President Donald Trump has again threatened to shut down the Keystone XL oil pipeline, tweeting “no agreement” with the Obama administration on the controversial pipeline.
The president said the pipeline would not get construction started, and called for the construction to “stop.”
But he did not specify which countries would be affected by a shutdown.
Trump tweeted Saturday morning that “no one is winning in the pipeline debate.
It’s a political and economic one.
Stop wasting your time.”
The president’s comments follow a flurry of leaks on Saturday that showed the White House was considering canceling the pipeline, a decision that would have put it off-line by mid-2019.
The White House had planned to cancel the pipeline this year, but was forced to pull it from the schedule after Republican and Democratic lawmakers voted down a spending bill in March.
But it would not be the last time the administration tries to close the pipeline.
Obama’s administration began construction of the $6.8 billion pipeline in the mid-1990s as a response to the growing number of Americans who were living in or near tar sands oil sands, the type of oil that has been extracted from the Alberta oil sands in Alberta, Canada.
It was supposed to be built with American-made steel and American-built pipelines and the construction would have been completed by 2020.
In the wake of the Keystone debacle, Trump has repeatedly vowed to shut the pipeline down.
In May, he threatened to “put a halt” to the pipeline and “suffer the consequences.”
On Friday, he said he was considering halting the project as a result of the leaks.
In March, Trump said he would “absolutely” shut down or “completely destroy” the Keystone project, and added he would have “a big heart” about it.
But the president said he never said he’d “immediately shut down” the pipeline as a means of shutting down the climate debate.
On Saturday, Trump also took aim at the Keystone pipeline.
He tweeted, “I would cancel Keystone pipeline immediately if there is no agreement made on funding.”
He added that if the pipeline was shut down “for any reason other than to save the planet,” the president would “do it right the way up.”
The Keystone pipeline has become a flashpoint for the climate crisis, as climate activists argue that the pipeline’s approval would damage the environment by pumping more oil into the ground.

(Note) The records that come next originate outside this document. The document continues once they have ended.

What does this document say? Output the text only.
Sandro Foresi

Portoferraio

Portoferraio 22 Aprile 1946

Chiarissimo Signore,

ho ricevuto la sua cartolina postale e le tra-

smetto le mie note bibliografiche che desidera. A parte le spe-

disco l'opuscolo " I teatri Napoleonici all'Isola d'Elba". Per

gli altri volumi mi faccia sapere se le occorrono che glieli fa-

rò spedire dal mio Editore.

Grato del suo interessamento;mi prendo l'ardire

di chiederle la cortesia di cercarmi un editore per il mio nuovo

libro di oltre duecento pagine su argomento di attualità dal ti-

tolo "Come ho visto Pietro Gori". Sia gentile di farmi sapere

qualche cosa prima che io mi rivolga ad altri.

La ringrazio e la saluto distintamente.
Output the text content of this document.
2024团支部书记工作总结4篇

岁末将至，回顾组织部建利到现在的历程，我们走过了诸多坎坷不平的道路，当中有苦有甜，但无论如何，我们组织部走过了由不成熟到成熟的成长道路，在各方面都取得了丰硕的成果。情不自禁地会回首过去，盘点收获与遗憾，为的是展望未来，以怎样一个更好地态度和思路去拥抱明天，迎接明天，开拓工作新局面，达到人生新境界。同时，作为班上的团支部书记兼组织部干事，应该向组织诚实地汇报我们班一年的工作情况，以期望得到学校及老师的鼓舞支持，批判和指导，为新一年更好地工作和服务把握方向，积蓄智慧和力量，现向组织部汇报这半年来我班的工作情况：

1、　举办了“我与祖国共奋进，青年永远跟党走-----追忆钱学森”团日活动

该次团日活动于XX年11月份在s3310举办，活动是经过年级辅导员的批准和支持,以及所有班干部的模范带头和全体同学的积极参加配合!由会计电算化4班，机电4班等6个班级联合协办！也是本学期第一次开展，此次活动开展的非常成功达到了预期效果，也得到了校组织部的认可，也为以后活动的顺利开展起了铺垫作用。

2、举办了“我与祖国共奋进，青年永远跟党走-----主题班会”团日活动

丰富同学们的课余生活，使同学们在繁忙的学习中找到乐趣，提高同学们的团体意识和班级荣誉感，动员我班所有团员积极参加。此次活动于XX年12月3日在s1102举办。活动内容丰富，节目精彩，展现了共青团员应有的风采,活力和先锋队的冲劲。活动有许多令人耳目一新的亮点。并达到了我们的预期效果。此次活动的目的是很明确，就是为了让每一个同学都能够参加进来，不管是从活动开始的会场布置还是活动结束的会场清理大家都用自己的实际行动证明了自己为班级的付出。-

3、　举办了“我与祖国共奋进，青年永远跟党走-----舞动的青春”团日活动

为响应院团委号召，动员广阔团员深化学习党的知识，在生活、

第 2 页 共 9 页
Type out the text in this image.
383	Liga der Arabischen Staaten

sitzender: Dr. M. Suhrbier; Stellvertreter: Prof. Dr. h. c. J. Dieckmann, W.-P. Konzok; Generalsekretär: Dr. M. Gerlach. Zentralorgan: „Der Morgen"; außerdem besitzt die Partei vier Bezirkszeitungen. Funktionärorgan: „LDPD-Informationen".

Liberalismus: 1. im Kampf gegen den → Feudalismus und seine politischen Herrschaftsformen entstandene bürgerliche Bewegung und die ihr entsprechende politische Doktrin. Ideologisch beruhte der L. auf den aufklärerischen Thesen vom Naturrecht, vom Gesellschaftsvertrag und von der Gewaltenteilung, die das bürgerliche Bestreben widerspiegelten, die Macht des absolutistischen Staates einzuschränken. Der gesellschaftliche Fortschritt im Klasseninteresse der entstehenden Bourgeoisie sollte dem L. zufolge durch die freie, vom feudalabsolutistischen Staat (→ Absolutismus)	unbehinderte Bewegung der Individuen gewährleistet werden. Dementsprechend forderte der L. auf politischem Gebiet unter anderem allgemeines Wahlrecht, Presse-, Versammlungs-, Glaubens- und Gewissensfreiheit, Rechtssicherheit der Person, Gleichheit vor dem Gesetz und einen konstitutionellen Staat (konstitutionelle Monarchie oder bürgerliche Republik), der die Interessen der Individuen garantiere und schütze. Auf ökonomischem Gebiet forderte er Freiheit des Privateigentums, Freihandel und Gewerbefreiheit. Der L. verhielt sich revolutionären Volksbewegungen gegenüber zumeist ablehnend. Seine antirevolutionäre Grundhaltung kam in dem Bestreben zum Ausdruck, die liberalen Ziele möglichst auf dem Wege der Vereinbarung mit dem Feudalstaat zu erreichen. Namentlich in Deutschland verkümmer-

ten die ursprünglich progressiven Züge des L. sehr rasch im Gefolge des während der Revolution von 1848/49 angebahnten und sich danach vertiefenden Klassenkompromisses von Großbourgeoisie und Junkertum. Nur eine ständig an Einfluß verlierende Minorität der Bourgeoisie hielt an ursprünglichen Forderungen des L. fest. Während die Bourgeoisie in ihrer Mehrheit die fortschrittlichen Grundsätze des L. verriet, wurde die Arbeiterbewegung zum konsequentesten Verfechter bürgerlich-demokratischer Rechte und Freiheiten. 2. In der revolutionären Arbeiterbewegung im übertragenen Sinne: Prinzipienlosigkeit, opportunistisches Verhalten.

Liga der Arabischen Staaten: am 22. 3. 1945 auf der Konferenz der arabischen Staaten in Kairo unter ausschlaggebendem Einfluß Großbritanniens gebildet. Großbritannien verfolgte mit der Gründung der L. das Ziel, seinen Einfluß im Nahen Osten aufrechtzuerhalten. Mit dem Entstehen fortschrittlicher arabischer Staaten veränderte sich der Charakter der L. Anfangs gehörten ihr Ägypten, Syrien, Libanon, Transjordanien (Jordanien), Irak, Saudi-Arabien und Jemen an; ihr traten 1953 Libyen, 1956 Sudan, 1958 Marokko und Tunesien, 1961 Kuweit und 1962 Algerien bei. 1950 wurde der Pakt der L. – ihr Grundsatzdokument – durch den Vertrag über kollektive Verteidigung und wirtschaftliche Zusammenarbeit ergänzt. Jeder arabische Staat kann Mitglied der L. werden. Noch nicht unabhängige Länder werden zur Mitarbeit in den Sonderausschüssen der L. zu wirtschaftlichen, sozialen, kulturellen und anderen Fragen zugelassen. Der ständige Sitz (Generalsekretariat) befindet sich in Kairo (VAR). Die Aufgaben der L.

The pipeline is one of the main drivers of the climate change debate and its supporters have criticized the administration for its delay.
Last month, the Environmental Protection Agency and the National Mining Association released a joint statement calling for the pipeline to be scrapped, saying it would damage environmental health, create economic harm and endanger communities.
The statement said the government had failed to protect the environment and should cancel the project.
The Keystone XL was originally slated to run from Alberta, Alberta, to Illinois, but the Obama Administration put the project on hold after an attempt to revive it fell through.
The Trump administration had wanted to approve the project after the United States became the first country in the world to approve fossil fuels from Canada.
The company behind the pipeline said the company was “confident that it will have the necessary approvals from the United Nations.”
The State Department said in March that it would be reviewing the project for possible environmental impacts, but did not say if it was considering shutting down.
The Associated Press contributed to this report.